Sur dix personnes qui assistaient à cette discussion, huit s'écrièrent d'une seule voix: «En effet, c'est bien différent.»
La neuvième parut se disposer à réfléchir avant de prendre parti.
La dixième dormait profondément.
Quoiqu'il en soit,--j'en atteste les terribles promenades auxquelles le professeur et l'architecte se résignèrent par égard pour moi,--j'en atteste aussi les sentiments que je leur garde,--nulle part mieux qu'en Angleterre, on ne peut vérifier la justesse du vieil adage: les amis de nos amis, etc.
LES THÉÂTRES.
Les affiches étaient misérables, et le marasme dramatique s'y révélait énergiquement.

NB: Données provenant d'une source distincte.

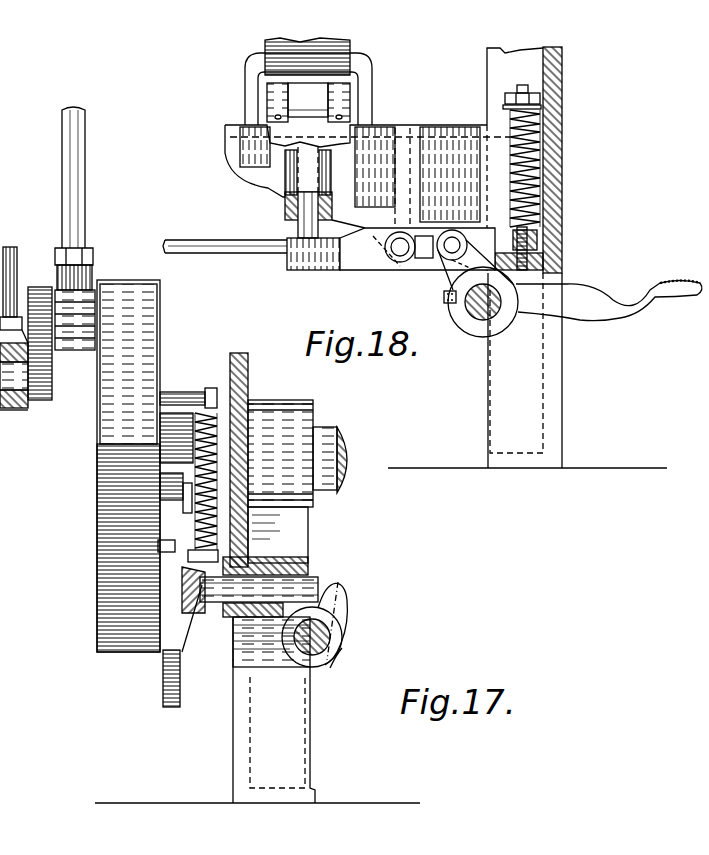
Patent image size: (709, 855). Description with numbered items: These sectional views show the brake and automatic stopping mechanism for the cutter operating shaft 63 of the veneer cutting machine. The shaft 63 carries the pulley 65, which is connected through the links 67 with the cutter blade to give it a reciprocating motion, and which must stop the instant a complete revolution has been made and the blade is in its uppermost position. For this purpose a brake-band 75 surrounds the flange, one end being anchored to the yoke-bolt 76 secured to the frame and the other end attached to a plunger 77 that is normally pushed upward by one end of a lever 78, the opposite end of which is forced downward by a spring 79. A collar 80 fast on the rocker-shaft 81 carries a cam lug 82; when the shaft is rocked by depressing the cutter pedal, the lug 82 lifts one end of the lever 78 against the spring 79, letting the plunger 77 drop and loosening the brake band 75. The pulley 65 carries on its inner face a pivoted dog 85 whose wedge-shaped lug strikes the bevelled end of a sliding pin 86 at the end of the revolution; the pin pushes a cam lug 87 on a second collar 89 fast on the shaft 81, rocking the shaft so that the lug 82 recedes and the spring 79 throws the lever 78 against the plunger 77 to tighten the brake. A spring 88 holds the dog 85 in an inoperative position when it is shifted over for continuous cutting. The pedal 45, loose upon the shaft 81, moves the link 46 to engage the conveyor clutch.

In FIG. 18, the pedal 45 is at (650, 288).
In FIG. 18, the link 46 is at (253, 250).
In FIG. 17, the shaft 63 is at (339, 495).
In FIG. 17, the pulley 65 is at (97, 468).
In FIG. 17, the links 67 is at (46, 176).
In FIG. 18, the brake-band 75 is at (350, 48).
In FIG. 18, the yoke-bolt 76 is at (250, 97).
In FIG. 18, the plunger 77 is at (292, 228).
In FIG. 18, the lever 78 is at (308, 262).
In FIG. 18, the spring 79 is at (530, 178).
In FIG. 18, the collar 80 is at (468, 326).
In FIG. 17, the rocker-shaft 81 is at (332, 640).
In FIG. 18, the cam lug 82 is at (444, 297).
In FIG. 17, the pivoted dog 85 is at (168, 668).
In FIG. 17, the sliding pin 86 is at (221, 600).
In FIG. 18, the cam lug 87 is at (492, 335).
In FIG. 17, the cam lug 87 is at (345, 604).
In FIG. 17, the spring 88 is at (200, 398).
In FIG. 17, the collar 89 is at (330, 668).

Pas un drame national, pas une comédie nationale, pas un opéra, pas un vaudeville anglais! A l'Opéra, Lablache et Rubini; à Princess-Théâtre, madame Eugénie Garcia; ailleurs, mademoiselle Déjazet, Levassor et Bouffé; je ne sais où, des équilibristes arabes, de petits enfants napolitains dansant des ballets obscènes; partout des traductions de la Part du Diable; enfin, un beau jour, à Drury-Lane, Julius César, et, le lendemain, Macbeth.